The Red Moustache Manuscripts

The Red Moustache Manuscripts contains vignettes chronicling over a half century of adventures. Some of the stories are amusingly funny while others can be seriously enlightening. So come in and enjoy a truly unique experience!

OCID

Obsessive-Compulsive Information Disorder! Why not? In an age where every type of behavior, real or imagined, has an identity and someone the medical profession has decreed as having the ability to treat it, let’s name this behavior.

Those in search of information no longer have excuses. With laptops and iPhones, research is just a touch away. College-aged students man themselves with their laptops and cell phones much the way knights carried swords and shields in medieval times. No longer does any conversation tidbit go unchallenged. Google and Wikipedia and the like, have made it easy to do ‘real time’ information searches. Most statements end up current, obsolete, relevant, or irrelevant, and you better know in advance or you could be made to suffer social humiliation. Maybe at the next Presidential debate candidates will be allowed to use laptops to avoid looking like… politicians?

During the Christmas break my three boys all sat around (chilled) with their laptops and iPhones charged and ready. Casual conversation was no longer casual. I felt like I was trapped in a game show, uneasy about recalling even the simplest bit of information without absolute certainty. After voicing my displeasure over this pressure to converse, my youngest informed me that all the kids at his school use their laptops to argue. Remember when an argument was just an argument? Now it has become a full-fledged technological debate where only one answer is correct.

Even in sports we no longer leave anything to chance or the human eye. There are replays and red flag challenges. We as a society want to get it right! Whatever “it” is-

But how much fun is “right”? Senseless arguments once provided us with a way of bonding. Coming to absolutely no solution together was neutralizing if not harmonizing. Today’s arguments have become the proving grounds of non-stop debate over who can access the correct information the quickest. To the winner go the spoils! And to the losers? Well, laptop debating has become somewhat of a blood sport, crushing the egos of those lacking technological competencies.

Back in the day I blamed the pyramid-shaped gold-covered mansard roofs and red-lettered signs of Fotomat for our nation’s need for speed. The California-based Company and the originator of one-day photo development which was quickly made obsolete by one-hour photo development, introduced the country to “fast” back in 1965 when “Fotomates” (females) and “Fotomacs” (males) manned these small huts which usually popped-up in the parking lots of shopping plazas.

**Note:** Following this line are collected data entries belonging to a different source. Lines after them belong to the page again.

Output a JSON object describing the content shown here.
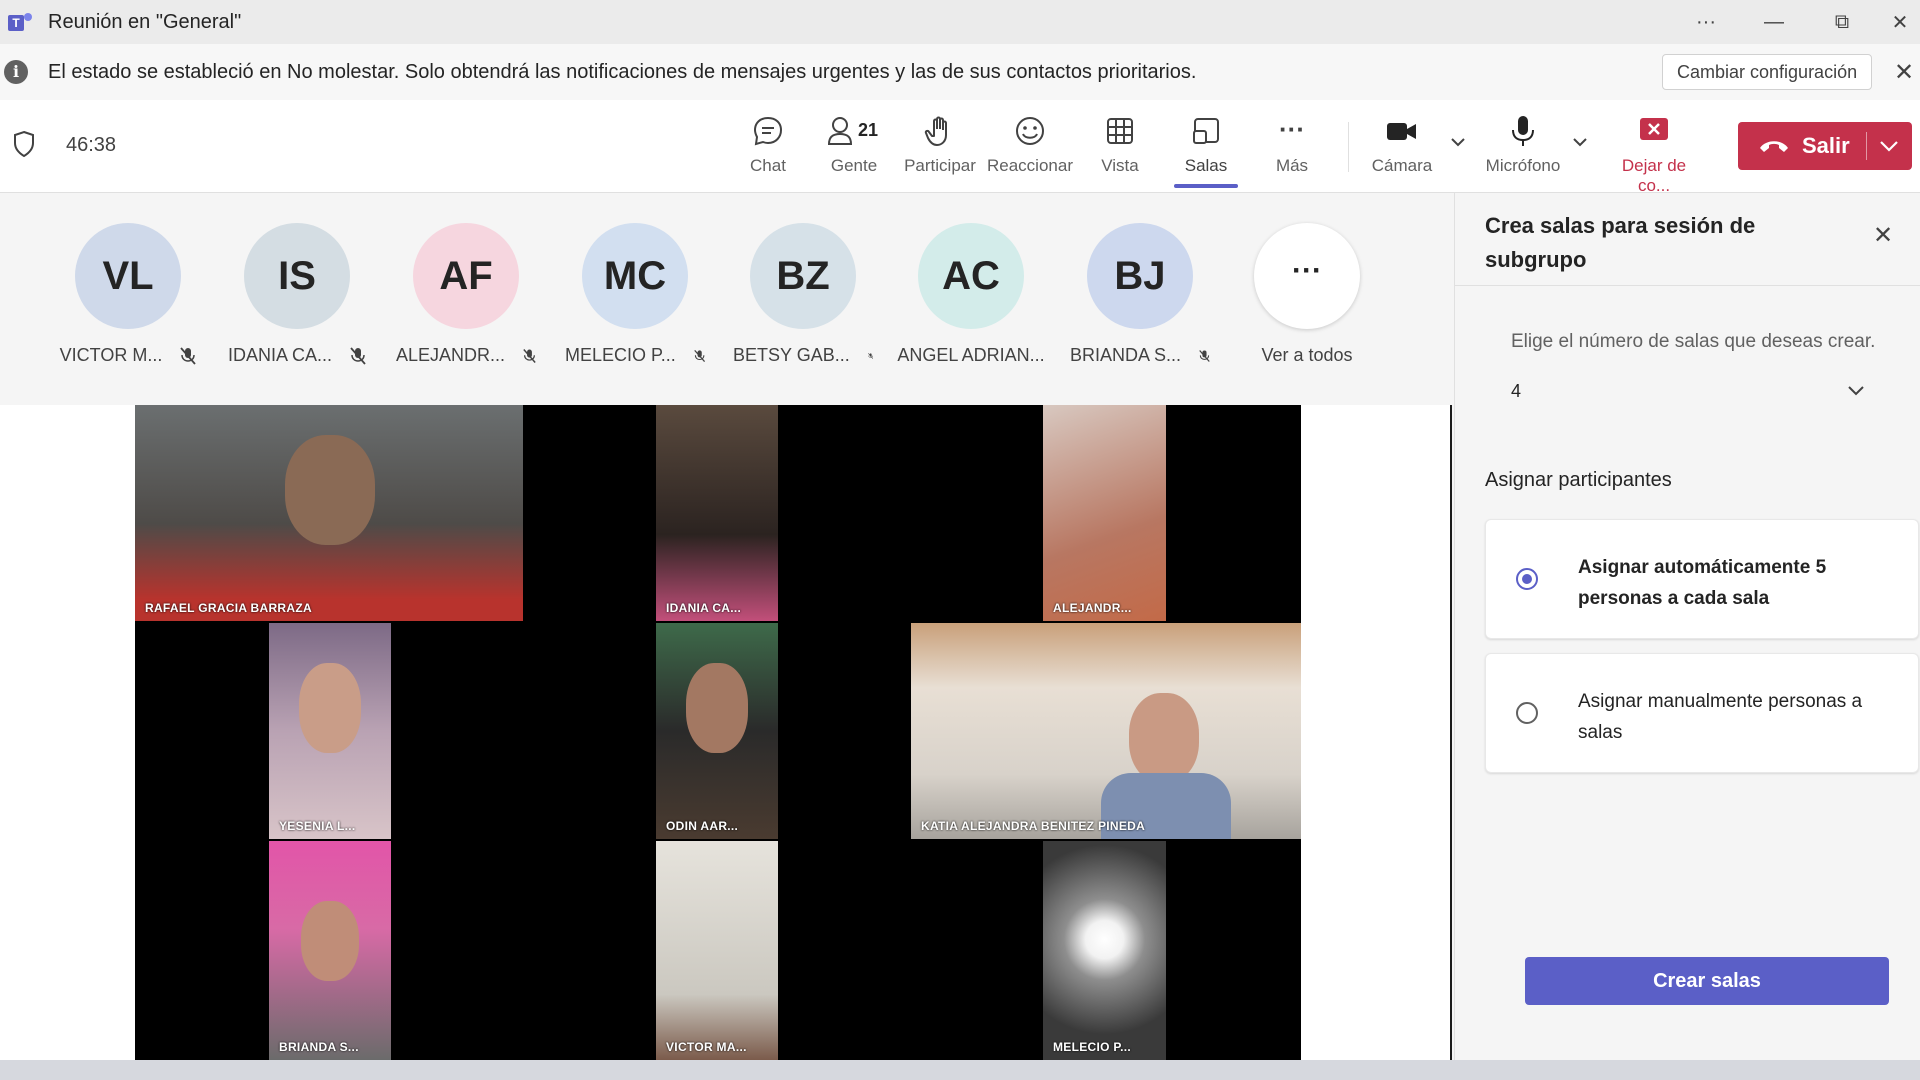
{
  "window": {
    "title": "Reunión en \"General\"",
    "more": "···",
    "minimize": "—",
    "restore": "⧉",
    "close": "✕"
  },
  "notification": {
    "text": "El estado se estableció en No molestar. Solo obtendrá las notificaciones de mensajes urgentes y las de sus contactos prioritarios.",
    "button": "Cambiar configuración",
    "close": "✕"
  },
  "toolbar": {
    "timer": "46:38",
    "chat": "Chat",
    "people": "Gente",
    "people_count": "21",
    "raise": "Participar",
    "react": "Reaccionar",
    "view": "Vista",
    "rooms": "Salas",
    "more": "Más",
    "more_dots": "···",
    "camera": "Cámara",
    "mic": "Micrófono",
    "share": "Dejar de co...",
    "leave": "Salir",
    "colors": {
      "accent": "#5b5fc7",
      "leave": "#c4314b"
    }
  },
  "participants": [
    {
      "initials": "VL",
      "name": "VICTOR M...",
      "bg": "#cfd9ea"
    },
    {
      "initials": "IS",
      "name": "IDANIA CA...",
      "bg": "#d4dde3"
    },
    {
      "initials": "AF",
      "name": "ALEJANDR...",
      "bg": "#f6d6df"
    },
    {
      "initials": "MC",
      "name": "MELECIO P...",
      "bg": "#d2dff0"
    },
    {
      "initials": "BZ",
      "name": "BETSY GAB...",
      "bg": "#d6e1e8"
    },
    {
      "initials": "AC",
      "name": "ANGEL ADRIAN...",
      "bg": "#d3ecea"
    },
    {
      "initials": "BJ",
      "name": "BRIANDA S...",
      "bg": "#cdd8ee"
    }
  ],
  "see_all": {
    "label": "Ver a todos",
    "dots": "···"
  },
  "videos": [
    "RAFAEL GRACIA BARRAZA",
    "IDANIA CA...",
    "ALEJANDR...",
    "YESENIA L...",
    "ODIN AAR...",
    "KATIA ALEJANDRA BENITEZ PINEDA",
    "BRIANDA S...",
    "VICTOR MA...",
    "MELECIO P..."
  ],
  "panel": {
    "title": "Crea salas para sesión de subgrupo",
    "close": "✕",
    "subtitle": "Elige el número de salas que deseas crear.",
    "rooms_value": "4",
    "assign_heading": "Asignar participantes",
    "option_auto": "Asignar automáticamente 5 personas a cada sala",
    "option_manual": "Asignar manualmente personas a salas",
    "create_button": "Crear salas"
  }
}
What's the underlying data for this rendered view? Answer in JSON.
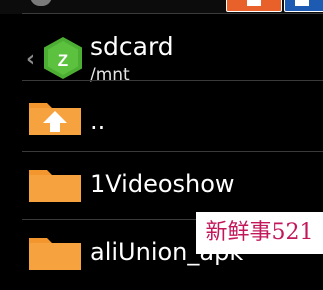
{
  "header": {
    "title": "sdcard",
    "path": "/mnt"
  },
  "files": [
    {
      "label": "..",
      "icon": "folder-up-icon"
    },
    {
      "label": "1Videoshow",
      "icon": "folder-icon"
    },
    {
      "label": "aliUnion_apk",
      "icon": "folder-icon"
    }
  ],
  "watermark": {
    "text": "新鲜事521"
  },
  "colors": {
    "folder_orange": "#f3962e",
    "app_icon_green": "#4caf33",
    "watermark_text": "#c2185b",
    "toolbar_orange": "#e8612a",
    "toolbar_blue": "#1d5bb3"
  }
}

After America’s “need for speed” was exposed, fast-food restaurants popped up everywhere and our culture grew more impatient with those who couldn’t produce in a hurry. Package delivery companies can guarantee “next day delivery” and in the case of medicine and important legal documents, this service, though expensive, can be life-saving.

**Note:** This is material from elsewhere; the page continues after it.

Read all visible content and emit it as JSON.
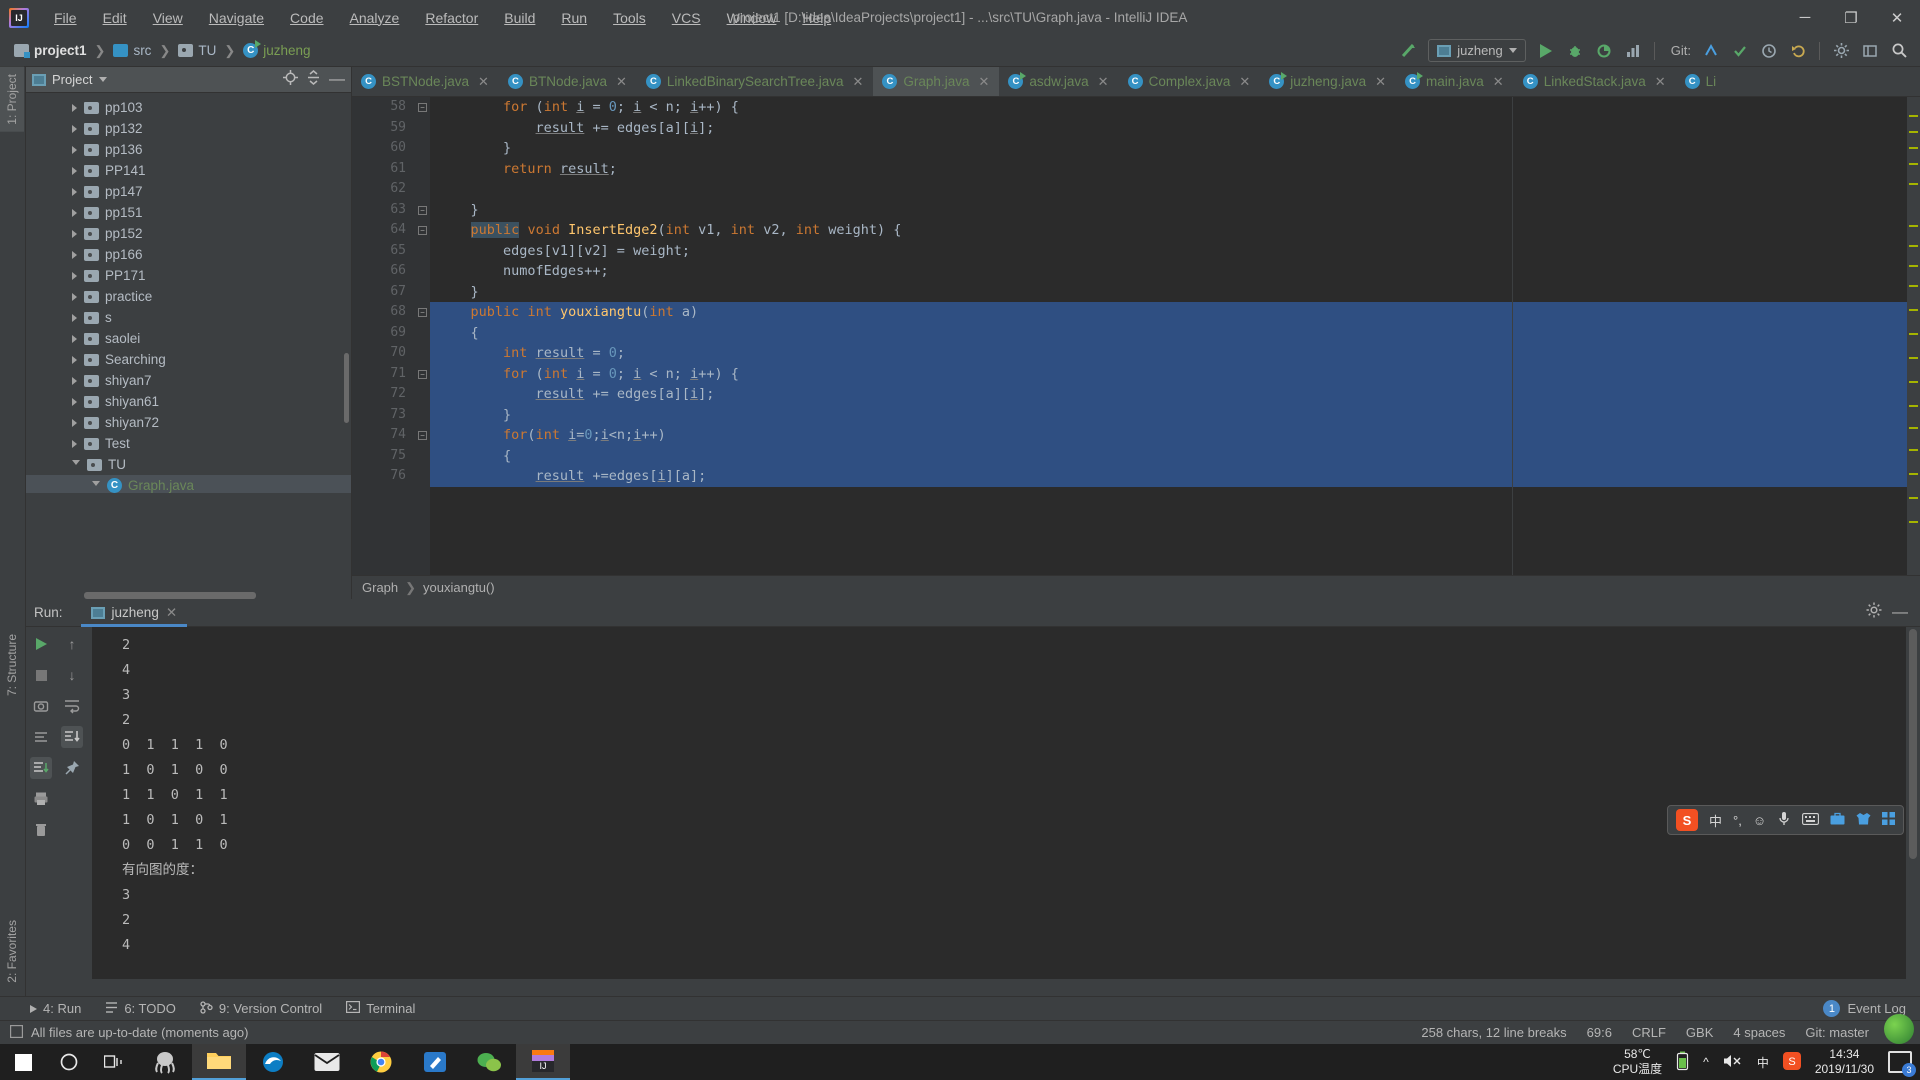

Back to conversation and college-aged adults- They have grown up in a world full of “speed”; computers, cell phones, fast food, Jiffy Lube, next day delivery, etc… Their world is FAST and getting faster! Such is the quote “That’s so 27 seconds ago-” But I worry it’s not all good. They’re impatient, stressed, and suffer from disorders only recently named. They’re forced to multitask just to keep up. If I could control the universe I’d slow it down. I’d give conversation a chance to get silly and unimportant again.

It could be that I’ve become irrelevant and will soon be obsolete, but I’ll hold on to my casual conversation filled with silly, unimportant details because it has always worked for me.